After implantation, levels of hCG, estrogen, and progesterone all increase rapidly. This can cause your boobs to feel very sore. (These hormones sure are multitaskers!) While many women experience breast swelling or tenderness before their periods, this is likely to be more noticeable than usual in very early pregnancy.


Ah, arguably the most famous of the early pregnancy symptoms: nausea, aka “morning sickness” (though it can happen at any time of day).

Increased levels of progesterone following implantation can make you feel nauseous. But again, this occurs around 4 or 5 weeks of pregnancy (about the time you miss your period).

Progesterone slows down your digestion, which can contribute to nausea. Rising hCG levels and a more sensitive sense of smell can make the problem worse — so now might be a good time to avoid cooking liver and onions.


While they’re good and necessary for a successful pregnancy, those wildly rising hormone levels (particularly progesterone) can also give you headaches following implantation.

Changes in mood

Find yourself content and happy one minute, and weeping at a commercial on TV the next? Or excited to see your partner in the evening and then biting their head off over nothing? You may be experiencing mood changes.

Estrogen and progesterone, as well as hCG, increase very quickly following implantation. This can make you feel “off” or moodier than usual.

Implantation dip

While this sounds like some weird appetizer, “implantation dip” refers to a 1-day decrease in your basal body temperature that can occur as a result of implantation.

If you’ve been tracking your basal body temperature (BBT) to help identify your most fertile days, you likely already have a log of your daily BBT over the course of a few months.

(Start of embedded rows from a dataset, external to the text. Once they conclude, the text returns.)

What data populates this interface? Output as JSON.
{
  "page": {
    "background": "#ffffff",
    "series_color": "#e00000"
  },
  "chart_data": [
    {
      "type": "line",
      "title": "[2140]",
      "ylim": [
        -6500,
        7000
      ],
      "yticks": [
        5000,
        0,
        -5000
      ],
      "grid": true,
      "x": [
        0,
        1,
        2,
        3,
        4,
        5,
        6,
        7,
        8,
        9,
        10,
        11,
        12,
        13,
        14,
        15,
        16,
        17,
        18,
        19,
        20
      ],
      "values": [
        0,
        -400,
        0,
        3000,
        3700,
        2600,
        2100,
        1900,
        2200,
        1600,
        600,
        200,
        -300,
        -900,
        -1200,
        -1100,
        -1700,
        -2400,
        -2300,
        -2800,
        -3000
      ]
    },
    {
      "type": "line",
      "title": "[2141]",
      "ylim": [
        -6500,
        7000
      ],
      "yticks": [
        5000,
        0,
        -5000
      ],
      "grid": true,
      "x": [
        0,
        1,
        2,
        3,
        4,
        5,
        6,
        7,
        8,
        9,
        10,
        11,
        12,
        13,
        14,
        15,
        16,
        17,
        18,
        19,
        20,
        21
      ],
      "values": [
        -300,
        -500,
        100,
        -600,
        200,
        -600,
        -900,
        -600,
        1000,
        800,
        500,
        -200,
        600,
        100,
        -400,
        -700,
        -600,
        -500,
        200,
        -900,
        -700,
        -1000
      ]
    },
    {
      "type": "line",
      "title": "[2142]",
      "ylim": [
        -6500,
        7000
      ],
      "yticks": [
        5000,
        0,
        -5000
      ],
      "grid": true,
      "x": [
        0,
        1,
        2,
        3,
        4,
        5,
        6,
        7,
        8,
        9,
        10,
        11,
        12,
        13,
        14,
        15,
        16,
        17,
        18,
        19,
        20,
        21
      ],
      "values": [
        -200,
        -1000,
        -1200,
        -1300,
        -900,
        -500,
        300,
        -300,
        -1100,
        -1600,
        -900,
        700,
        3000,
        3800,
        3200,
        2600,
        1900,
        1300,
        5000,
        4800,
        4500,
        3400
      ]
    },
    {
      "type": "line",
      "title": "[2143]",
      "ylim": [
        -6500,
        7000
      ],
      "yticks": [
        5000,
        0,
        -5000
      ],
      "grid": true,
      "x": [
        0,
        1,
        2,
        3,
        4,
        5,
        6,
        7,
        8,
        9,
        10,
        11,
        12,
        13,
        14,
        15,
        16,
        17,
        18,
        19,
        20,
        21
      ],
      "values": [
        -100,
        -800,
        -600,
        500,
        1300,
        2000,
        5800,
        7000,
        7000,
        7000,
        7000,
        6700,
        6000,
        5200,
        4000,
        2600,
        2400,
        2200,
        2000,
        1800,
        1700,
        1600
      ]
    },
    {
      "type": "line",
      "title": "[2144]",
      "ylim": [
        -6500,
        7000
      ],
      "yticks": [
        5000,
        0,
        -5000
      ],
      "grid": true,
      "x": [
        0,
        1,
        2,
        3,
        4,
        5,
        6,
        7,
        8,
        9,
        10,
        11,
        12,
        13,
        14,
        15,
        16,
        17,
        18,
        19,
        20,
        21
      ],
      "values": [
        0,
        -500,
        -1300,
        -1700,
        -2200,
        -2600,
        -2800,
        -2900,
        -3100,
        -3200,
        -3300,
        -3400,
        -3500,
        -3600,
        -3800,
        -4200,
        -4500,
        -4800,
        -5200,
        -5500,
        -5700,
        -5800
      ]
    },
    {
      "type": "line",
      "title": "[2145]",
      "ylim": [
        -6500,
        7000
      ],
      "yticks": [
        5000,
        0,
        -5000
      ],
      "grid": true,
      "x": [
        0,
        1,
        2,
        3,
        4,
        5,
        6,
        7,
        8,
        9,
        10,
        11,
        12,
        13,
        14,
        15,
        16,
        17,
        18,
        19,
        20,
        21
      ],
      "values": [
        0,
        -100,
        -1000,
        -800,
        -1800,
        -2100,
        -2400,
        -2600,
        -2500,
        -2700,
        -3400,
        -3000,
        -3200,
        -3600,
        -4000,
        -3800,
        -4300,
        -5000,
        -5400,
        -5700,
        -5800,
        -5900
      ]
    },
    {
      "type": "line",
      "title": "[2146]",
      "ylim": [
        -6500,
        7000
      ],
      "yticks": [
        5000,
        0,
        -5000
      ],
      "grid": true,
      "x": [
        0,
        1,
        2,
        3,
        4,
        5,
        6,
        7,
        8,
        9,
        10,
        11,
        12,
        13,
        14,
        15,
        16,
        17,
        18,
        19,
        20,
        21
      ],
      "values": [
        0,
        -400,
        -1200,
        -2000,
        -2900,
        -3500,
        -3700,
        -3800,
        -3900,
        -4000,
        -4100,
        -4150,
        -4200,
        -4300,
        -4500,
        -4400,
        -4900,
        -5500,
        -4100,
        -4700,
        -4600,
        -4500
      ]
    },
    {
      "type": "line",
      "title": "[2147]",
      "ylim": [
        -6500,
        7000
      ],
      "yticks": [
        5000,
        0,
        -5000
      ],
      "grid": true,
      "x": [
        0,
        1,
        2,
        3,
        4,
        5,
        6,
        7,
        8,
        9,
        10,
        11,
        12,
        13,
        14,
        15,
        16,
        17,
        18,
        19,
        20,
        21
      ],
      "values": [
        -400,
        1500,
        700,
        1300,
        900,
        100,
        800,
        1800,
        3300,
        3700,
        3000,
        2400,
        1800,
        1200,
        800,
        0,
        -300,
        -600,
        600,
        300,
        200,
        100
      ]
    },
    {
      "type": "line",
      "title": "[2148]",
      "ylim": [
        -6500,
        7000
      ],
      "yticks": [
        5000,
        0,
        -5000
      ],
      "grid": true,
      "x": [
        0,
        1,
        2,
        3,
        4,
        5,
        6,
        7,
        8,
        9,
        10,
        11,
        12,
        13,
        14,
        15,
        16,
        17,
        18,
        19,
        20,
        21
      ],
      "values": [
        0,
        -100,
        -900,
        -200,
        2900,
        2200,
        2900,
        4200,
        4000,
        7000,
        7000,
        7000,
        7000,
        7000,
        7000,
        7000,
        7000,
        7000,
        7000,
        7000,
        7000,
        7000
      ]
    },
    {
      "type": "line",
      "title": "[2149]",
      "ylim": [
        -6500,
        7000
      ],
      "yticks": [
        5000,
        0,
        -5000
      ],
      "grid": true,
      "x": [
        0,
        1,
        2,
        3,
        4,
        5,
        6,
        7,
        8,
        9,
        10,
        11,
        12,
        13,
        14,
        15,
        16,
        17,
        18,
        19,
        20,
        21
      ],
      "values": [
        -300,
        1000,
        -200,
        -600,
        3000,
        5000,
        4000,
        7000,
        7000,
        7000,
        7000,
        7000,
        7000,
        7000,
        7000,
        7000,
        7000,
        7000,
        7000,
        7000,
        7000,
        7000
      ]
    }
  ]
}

Typically, temperature is lower before ovulation and then increases, then drops again before her period starts. If you get pregnant, your temperature remains elevated.

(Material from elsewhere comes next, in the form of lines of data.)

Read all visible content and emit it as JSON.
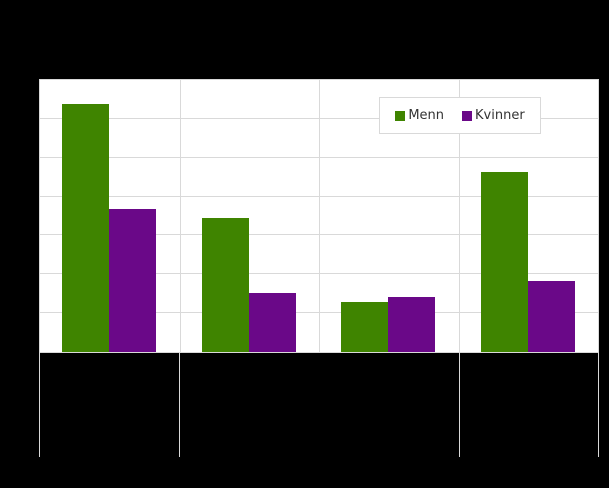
{
  "chart_data": {
    "type": "bar",
    "title": "",
    "xlabel": "",
    "ylabel": "",
    "categories": [
      "",
      "",
      "",
      ""
    ],
    "series": [
      {
        "name": "Menn",
        "color": "#3f8400",
        "values": [
          6.37,
          3.45,
          1.28,
          4.63
        ]
      },
      {
        "name": "Kvinner",
        "color": "#6a0888",
        "values": [
          3.68,
          1.53,
          1.41,
          1.82
        ]
      }
    ],
    "ylim": [
      0,
      7
    ],
    "yticks": [
      0,
      1,
      2,
      3,
      4,
      5,
      6,
      7
    ],
    "grid": true,
    "legend_position": "top-right-inside",
    "note": "Axis tick labels and category labels are not visible (rendered black on black); values in gridline units."
  },
  "legend": {
    "items": [
      {
        "label": "Menn",
        "color": "#3f8400"
      },
      {
        "label": "Kvinner",
        "color": "#6a0888"
      }
    ]
  }
}
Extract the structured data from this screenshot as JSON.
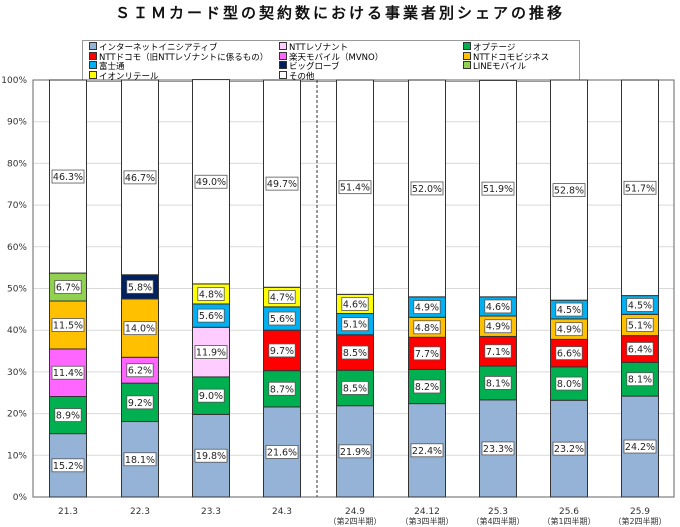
{
  "chart_data": {
    "type": "bar",
    "stacked": true,
    "title": "ＳＩＭカード型の契約数における事業者別シェアの推移",
    "categories": [
      "21.3",
      "22.3",
      "23.3",
      "24.3",
      "24.9",
      "24.12",
      "25.3",
      "25.6",
      "25.9"
    ],
    "category_sublabels": [
      "",
      "",
      "",
      "",
      "（第2四半期）",
      "（第3四半期）",
      "（第4四半期）",
      "（第1四半期）",
      "（第2四半期）"
    ],
    "ylim": [
      0,
      100
    ],
    "yticks": [
      "0%",
      "10%",
      "20%",
      "30%",
      "40%",
      "50%",
      "60%",
      "70%",
      "80%",
      "90%",
      "100%"
    ],
    "grid": true,
    "legend_position": "top",
    "series": [
      {
        "name": "インターネットイニシアティブ",
        "color": "#95B3D7",
        "values": [
          15.2,
          18.1,
          19.8,
          21.6,
          21.9,
          22.4,
          23.3,
          23.2,
          24.2
        ]
      },
      {
        "name": "オプテージ",
        "color": "#00B050",
        "values": [
          8.9,
          9.2,
          9.0,
          8.7,
          8.5,
          8.2,
          8.1,
          8.0,
          8.1
        ]
      },
      {
        "name": "NTTレゾナント",
        "color": "#FFCCFF",
        "values": [
          null,
          null,
          11.9,
          null,
          null,
          null,
          null,
          null,
          null
        ]
      },
      {
        "name": "楽天モバイル（MVNO）",
        "color": "#FF66FF",
        "values": [
          11.4,
          6.2,
          null,
          null,
          null,
          null,
          null,
          null,
          null
        ]
      },
      {
        "name": "NTTドコモ（旧NTTレゾナントに係るもの）",
        "color": "#FF0000",
        "values": [
          null,
          null,
          null,
          9.7,
          8.5,
          7.7,
          7.1,
          6.6,
          6.4
        ]
      },
      {
        "name": "NTTドコモビジネス",
        "color": "#FFC000",
        "values": [
          11.5,
          14.0,
          null,
          null,
          null,
          4.8,
          4.9,
          4.9,
          5.1
        ]
      },
      {
        "name": "富士通",
        "color": "#00B0F0",
        "values": [
          null,
          null,
          5.6,
          5.6,
          5.1,
          4.9,
          4.6,
          4.5,
          4.5
        ]
      },
      {
        "name": "ビッグローブ",
        "color": "#002060",
        "values": [
          null,
          5.8,
          null,
          null,
          null,
          null,
          null,
          null,
          null
        ]
      },
      {
        "name": "LINEモバイル",
        "color": "#92D050",
        "values": [
          6.7,
          null,
          null,
          null,
          null,
          null,
          null,
          null,
          null
        ]
      },
      {
        "name": "イオンリテール",
        "color": "#FFFF00",
        "values": [
          null,
          null,
          4.8,
          4.7,
          4.6,
          null,
          null,
          null,
          null
        ]
      },
      {
        "name": "その他",
        "color": "#FFFFFF",
        "values": [
          46.3,
          46.7,
          49.0,
          49.7,
          51.4,
          52.0,
          51.9,
          52.8,
          51.7
        ]
      }
    ],
    "legend_order": [
      "インターネットイニシアティブ",
      "NTTレゾナント",
      "オプテージ",
      "NTTドコモ（旧NTTレゾナントに係るもの）",
      "楽天モバイル（MVNO）",
      "NTTドコモビジネス",
      "富士通",
      "ビッグローブ",
      "LINEモバイル",
      "イオンリテール",
      "その他"
    ]
  }
}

Simple, right? Except there’s something else.

Some women seem to experience a 1-day drop in temperature around the time of implantation. This is different than the drop in temperature that means your period is coming — in the case of an imminent period, your temperature would stay low.

In the case of implantation dip, your temp drops for one day and then goes back up. It’s thought that this might be due to a rise in estrogen, but it’s not entirely understood.

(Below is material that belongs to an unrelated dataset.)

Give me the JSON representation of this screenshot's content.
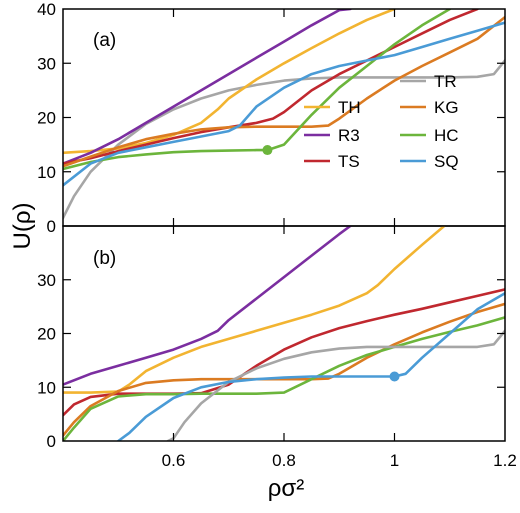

According to an analysis of more than 100,000 BBT charts from the popular app Fertility Friend, 75 percent of pregnant women using the app did not experience an implantation dip. Additionally, a dip was noted on approximately 11 percent of the charts of women who were not pregnant.

But it’s pretty interesting that 23 percent of app users who turned out to be pregnant did have a so-called implantation dip.

This isn’t a peer-reviewed, medically conducted study. (We wish it were — when will researchers get on this?) But it may be helpful when it comes to interpreting your BBT chart. An implantation dip is more likely if you’re pregnant than if you’re not, but you can still be pregnant without a dip.

Trying to get pregnant can be both an exciting and nerve-wracking time. The days and months of your cycle can feel like forever when you’re waiting for a baby, and it’s easy to notice every tiny change in your body and wonder if it means you’re pregnant. This isn’t bad — knowledge is empowering — and in fact, it’s a very normal thing to do.

Some women do notice signs and symptoms that implantation has occurred. Signs may include light bleeding, cramping, nausea, bloating, sore breasts, headaches, mood swings, and possibly a change in basal body temperature.

But — and here’s the frustrating part — many of these signs are very similar to PMS. Additionally, most women experience no signs of implantation at all and are in fact pregnant.

The best way to know for sure if you’re pregnant is to take an at-home pregnancy test or call your doctor. (Keep in mind that even if you have implantation symptoms, it takes a few days for enough hCG to build up to turn a test positive.)

The “2-week wait” — the time between ovulation and when you can usually get a positive pregnancy test — can test all your patience. Keep paying attention to yourself and your body, find some activities you enjoy to take your mind off the wait — and know that you’re going to be an amazing parent.